North American bid comes out ahead of Morocco in World Cup inspections
North African country considered 'high risk' in 3 categories
The North American bid to host the 2026 World Cup has outscored Morocco following inspections, with FIFA on Friday labeling the North African proposal "high risk" in three areas.
The joint bid from the United States, Canada and Mexico scored four out of five, while Morocco scored 2.7 following FIFA inspections.
Morocco's high risks relate to stadiums, accommodation and transport. No part of the North America bid was flagged a high risk.
FIFA's five-man panel could have disqualified Morocco had the North African country scored less than two overall, and less than two on key measures including stadiums.
The FIFA Council has to approve both candidates at a June 10 meeting in Moscow. The final vote of up to 207 member federations is on June 13 and the inspection task force scores can be ignored when making their decision.
FIFA ordered more rigorous inspections after criticism of the 2018-2022 World Cup votes in 2010, with a five-man delegation this time paying the countries week-long visits in April.
FIFA sent a second group of officials to Morocco after finding deficiencies in their bid offering, including the stadiums proposed. The Associated Press also revealed that Morocco did not declare its anti-LGBT law to soccer's governing body in the human rights risk assessment included in the bid book.
While Morocco has said it needs to spend almost $16 billion on infrastructure for the 48-team World Cup, including building or renovating all 14 stadiums, North American does not require any tournament-specific building work.

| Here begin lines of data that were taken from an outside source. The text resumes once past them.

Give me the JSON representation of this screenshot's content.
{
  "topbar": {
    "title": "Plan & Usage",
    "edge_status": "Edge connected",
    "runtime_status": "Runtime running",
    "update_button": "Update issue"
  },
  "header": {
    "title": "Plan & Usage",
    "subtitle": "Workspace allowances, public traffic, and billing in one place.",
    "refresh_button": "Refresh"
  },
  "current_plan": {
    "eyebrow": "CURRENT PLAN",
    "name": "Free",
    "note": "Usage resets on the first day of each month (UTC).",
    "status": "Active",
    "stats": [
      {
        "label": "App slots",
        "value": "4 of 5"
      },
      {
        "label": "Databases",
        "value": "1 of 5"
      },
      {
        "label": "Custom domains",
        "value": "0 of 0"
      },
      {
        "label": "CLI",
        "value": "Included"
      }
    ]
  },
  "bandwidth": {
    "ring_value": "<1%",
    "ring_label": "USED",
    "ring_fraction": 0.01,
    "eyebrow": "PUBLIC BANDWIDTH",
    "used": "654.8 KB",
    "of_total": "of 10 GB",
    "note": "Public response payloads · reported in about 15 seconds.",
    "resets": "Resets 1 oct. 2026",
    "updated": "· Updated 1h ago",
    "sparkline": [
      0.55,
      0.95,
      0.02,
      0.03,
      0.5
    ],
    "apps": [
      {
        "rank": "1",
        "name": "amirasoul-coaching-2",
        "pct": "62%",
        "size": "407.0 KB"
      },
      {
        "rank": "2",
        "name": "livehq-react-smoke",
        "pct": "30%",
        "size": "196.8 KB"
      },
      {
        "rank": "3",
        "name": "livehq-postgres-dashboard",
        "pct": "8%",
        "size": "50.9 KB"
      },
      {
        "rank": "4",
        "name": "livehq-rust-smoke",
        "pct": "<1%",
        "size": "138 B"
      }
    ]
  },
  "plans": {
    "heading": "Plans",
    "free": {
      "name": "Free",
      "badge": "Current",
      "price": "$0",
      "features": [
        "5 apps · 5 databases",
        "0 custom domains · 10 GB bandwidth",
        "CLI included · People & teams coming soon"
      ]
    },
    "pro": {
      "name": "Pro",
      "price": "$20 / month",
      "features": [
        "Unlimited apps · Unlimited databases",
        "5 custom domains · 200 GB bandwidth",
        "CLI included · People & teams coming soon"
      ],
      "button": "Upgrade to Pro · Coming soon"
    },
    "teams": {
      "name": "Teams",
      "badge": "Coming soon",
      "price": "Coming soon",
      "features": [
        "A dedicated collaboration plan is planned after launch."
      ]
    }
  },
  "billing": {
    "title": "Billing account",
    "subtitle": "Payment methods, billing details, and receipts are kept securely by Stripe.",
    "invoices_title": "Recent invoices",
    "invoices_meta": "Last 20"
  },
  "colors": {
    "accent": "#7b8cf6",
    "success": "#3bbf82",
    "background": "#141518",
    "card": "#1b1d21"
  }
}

The new batch of technical staff being deployed from FIFA HQ to Morocco did not make a similar follow-up visit to North America after the task force inspected the rival bid's facilities this month. But the North American campaign has been dogged by questions on the impact of policies from the Trump administration, including attempts to implement a ban on travel by residents of six majority-Muslim countries. The U.S. offered fresh guarantees to FIFA there will be no discrimination around entry to the United States at a World Cup in 2026.